Last month, the Living Out Loud column started its eighth year in CityBeat. That’s a little amazing to me, but maybe it shouldn’t be. Those who write here are observers of everyday life. If you’re paying attention to that life, you’re always going to find something to write about.
Sometimes in everyday life, you look back. For me, that was the case with “Erin in Springfield” (issue of Jan. 13). I lived in Springfield, Ohio, for a few months in 1993 and came to know an alcoholic young woman who had to drink to keep her hands from shaking. Looking back now, I realize I probably loved her. I did nothing about it.
I wrote the column, in part, thinking somehow she would read it and contact me. Now, almost a year later, I haven’t heard from her. Maybe looking back is a lesson in looking forward. Next time, I’ll follow my heart.
Everyday life is also about dating. Becca West found herself single again in her mid-forties. In “What a Long Strange Trip It’s Been” (issue of Mar. 3), she shared some of her experiences with Internet dating. This included one where she sucked down a lemon seed from a straw directly into her windpipe during a first meeting dinner with a guy she wanted to impress. So far, no follow-up from Becca on whether this was the first and last date.
Bus rides are part of my everyday life. Sometime on these rides, I encounter people I don’t necessarily want to encounter. In “The Most Miserable Man in Cincinnati” (issue of May 5), I ran into Lee, a guy who used to live next to CityBeat World Headquarters downtown.
Lee hates blacks, illegal immigrants and our president. Actually, Lee hates just about everyone. If my heart was in the right place, I could say I feel sorry for him and wish him the best. I could say these words, but I’m just not that big of a liar. Lee, keep your hate to yourself.
In May, C.A. MacConnell took a road trip which brought back memories of another road trip several years earlier. In “One Desert Night” (issue of May 19), C.A. remembers James, their road trip to California in 1996 and the night they spent together in the desert in each other’s arms.
When they reached California, James wanted to stay, but C.A. decided not to. She continued to travel on and hasn’t seen or heard from James since. I guess thoughts of people we meet, then lose track of, remain part of everyday living. One way or the other, memories stay with us.
Can seers predict what’s going to happen in our lives? I don’t think Shari Goldhagen really believes this, but in “Fortunate Girl” (issue of Jul. 14) she does visit a few “predictors” to see what her future holds.

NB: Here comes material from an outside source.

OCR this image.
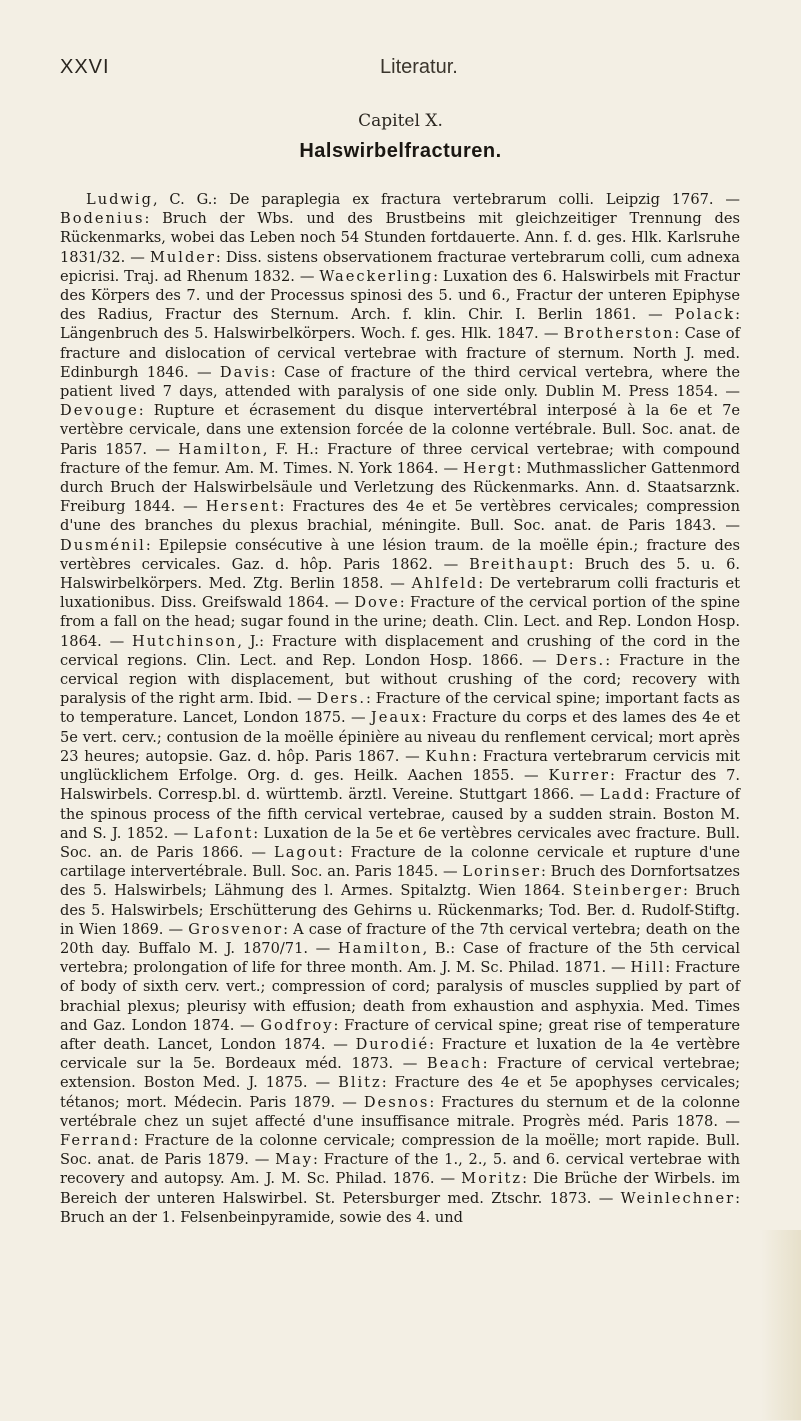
XXVI	Literatur.
Capitel X.
Halswirbelfracturen.

Ludwig, C. G.: De paraplegia ex fractura vertebrarum colli. Leipzig 1767. — Bodenius: Bruch der Wbs. und des Brustbeins mit gleichzeitiger Trennung des Rückenmarks, wobei das Leben noch 54 Stunden fortdauerte. Ann. f. d. ges. Hlk. Karlsruhe 1831/32. — Mulder: Diss. sistens observationem fracturae vertebrarum colli, cum adnexa epicrisi. Traj. ad Rhenum 1832. — Waeckerling: Luxation des 6. Halswirbels mit Fractur des Körpers des 7. und der Processus spinosi des 5. und 6., Fractur der unteren Epiphyse des Radius, Fractur des Sternum. Arch. f. klin. Chir. I. Berlin 1861. — Polack: Längenbruch des 5. Halswirbelkörpers. Woch. f. ges. Hlk. 1847. — Brotherston: Case of fracture and dislocation of cervical vertebrae with fracture of sternum. North J. med. Edinburgh 1846. — Davis: Case of fracture of the third cervical vertebra, where the patient lived 7 days, attended with paralysis of one side only. Dublin M. Press 1854. — Devouge: Rupture et écrasement du disque intervertébral interposé à la 6e et 7e vertèbre cervicale, dans une extension forcée de la colonne vertébrale. Bull. Soc. anat. de Paris 1857. — Hamilton, F. H.: Fracture of three cervical vertebrae; with compound fracture of the femur. Am. M. Times. N. York 1864. — Hergt: Muthmasslicher Gattenmord durch Bruch der Halswirbelsäule und Verletzung des Rückenmarks. Ann. d. Staatsarznk. Freiburg 1844. — Hersent: Fractures des 4e et 5e vertèbres cervicales; compression d'une des branches du plexus brachial, méningite. Bull. Soc. anat. de Paris 1843. — Dusménil: Epilepsie consécutive à une lésion traum. de la moëlle épin.; fracture des vertèbres cervicales. Gaz. d. hôp. Paris 1862. — Breithaupt: Bruch des 5. u. 6. Halswirbelkörpers. Med. Ztg. Berlin 1858. — Ahlfeld: De vertebrarum colli fracturis et luxationibus. Diss. Greifswald 1864. — Dove: Fracture of the cervical portion of the spine from a fall on the head; sugar found in the urine; death. Clin. Lect. and Rep. London Hosp. 1864. — Hutchinson, J.: Fracture with displacement and crushing of the cord in the cervical regions. Clin. Lect. and Rep. London Hosp. 1866. — Ders.: Fracture in the cervical region with displacement, but without crushing of the cord; recovery with paralysis of the right arm. Ibid. — Ders.: Fracture of the cervical spine; important facts as to temperature. Lancet, London 1875. — Jeaux: Fracture du corps et des lames des 4e et 5e vert. cerv.; contusion de la moëlle épinière au niveau du renflement cervical; mort après 23 heures; autopsie. Gaz. d. hôp. Paris 1867. — Kuhn: Fractura vertebrarum cervicis mit unglücklichem Erfolge. Org. d. ges. Heilk. Aachen 1855. — Kurrer: Fractur des 7. Halswirbels. Corresp.bl. d. württemb. ärztl. Vereine. Stuttgart 1866. — Ladd: Fracture of the spinous process of the fifth cervical vertebrae, caused by a sudden strain. Boston M. and S. J. 1852. — Lafont: Luxation de la 5e et 6e vertèbres cervicales avec fracture. Bull. Soc. an. de Paris 1866. — Lagout: Fracture de la colonne cervicale et rupture d'une cartilage intervertébrale. Bull. Soc. an. Paris 1845. — Lorinser: Bruch des Dornfortsatzes des 5. Halswirbels; Lähmung des l. Armes. Spitalztg. Wien 1864. Steinberger: Bruch des 5. Halswirbels; Erschütterung des Gehirns u. Rückenmarks; Tod. Ber. d. Rudolf-Stiftg. in Wien 1869. — Grosvenor: A case of fracture of the 7th cervical vertebra; death on the 20th day. Buffalo M. J. 1870/71. — Hamilton, B.: Case of fracture of the 5th cervical vertebra; prolongation of life for three month. Am. J. M. Sc. Philad. 1871. — Hill: Fracture of body of sixth cerv. vert.; compression of cord; paralysis of muscles supplied by part of brachial plexus; pleurisy with effusion; death from exhaustion and asphyxia. Med. Times and Gaz. London 1874. — Godfroy: Fracture of cervical spine; great rise of temperature after death. Lancet, London 1874. — Durodié: Fracture et luxation de la 4e vertèbre cervicale sur la 5e. Bordeaux méd. 1873. — Beach: Fracture of cervical vertebrae; extension. Boston Med. J. 1875. — Blitz: Fracture des 4e et 5e apophyses cervicales; tétanos; mort. Médecin. Paris 1879. — Desnos: Fractures du sternum et de la colonne vertébrale chez un sujet affecté d'une insuffisance mitrale. Progrès méd. Paris 1878. — Ferrand: Fracture de la colonne cervicale; compression de la moëlle; mort rapide. Bull. Soc. anat. de Paris 1879. — May: Fracture of the 1., 2., 5. and 6. cervical vertebrae with recovery and autopsy. Am. J. M. Sc. Philad. 1876. — Moritz: Die Brüche der Wirbels. im Bereich der unteren Halswirbel. St. Petersburger med. Ztschr. 1873. — Weinlechner: Bruch an der 1. Felsenbeinpyramide, sowie des 4. und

Here’s my prediction, Shari. Looking into my crystal ball, with one successful novel already under your belt (Family and Other Accidents), I’m seeing that your next novel will be even bigger and, in turn, I’m seeing you’ll have more time to contribute to this column. Actually, as far as the column goes, maybe it’s simply wishful thinking on my part.
Living one’s life leads to forming opinions and K. Bunthoff let her opinion known about the Queen City in “Cincinnati’s Just OK” (issue of Jul. 28). This column generated the most mail for the year with several not appreciating Ms. Bunthoff’s views.
I’ve gone back and reread this column and I could ask those who got angry about it if the truth hurts, but it’s still the holiday season so I’ll shut up.
Life is sometimes about loss. In “The Root of All Evel” (issue of Sept. 14), Julie McAnary wrote about the stillborn death of her son and about putting one’s foot in front of the other while dealing with the blow. The following week, I wrote “Farewell Old Friend” (issue of Sept. 22) about the passing of Andrea, an older person I’ve known for over 30 years.
I’ll always have memories of this conservative, very funny woman. But all Julie has is a memory of what could have been for her baby boy. I don’t think there is anything sadder than this.
Everyday life can also be strange, at least if you’re Mark Flanigan. In “Eternal Flame” (issue of Oct. 27), Mark writes about condom or no condom, his David Byrne suit and false teeth that fall out at the worst possible moment. Needless to say, Mark didn’t get the girl.
I didn’t get the girl either. In “Rubber Balls” (issue of Nov. 9), I wrote about my sleepover with a woman who had breasts implants and my reaction to them. Let’s just say that in everyday life people, especially me, can say the wrong thing at the wrong time.
Of course, the 10 columns I’ve mentioned here from 2010 are really just teasers. You can go back and actually read these columns in their entirety and all the rest of the LOL pieces at CityBeat’s Web site.
Life is a journey — sort of like a roadmap — and if nothing else, in 2010, like in prior years, I think this column proves that. We were a bit all over the place, just like life should be.
In case you didn’t know it, thanks to all of you for your continued support and readership through the years. It’s much appreciated.
As long as CityBeat allows us, when it comes to everyday life, we’ll continue to pay attention. We’ll keep writing.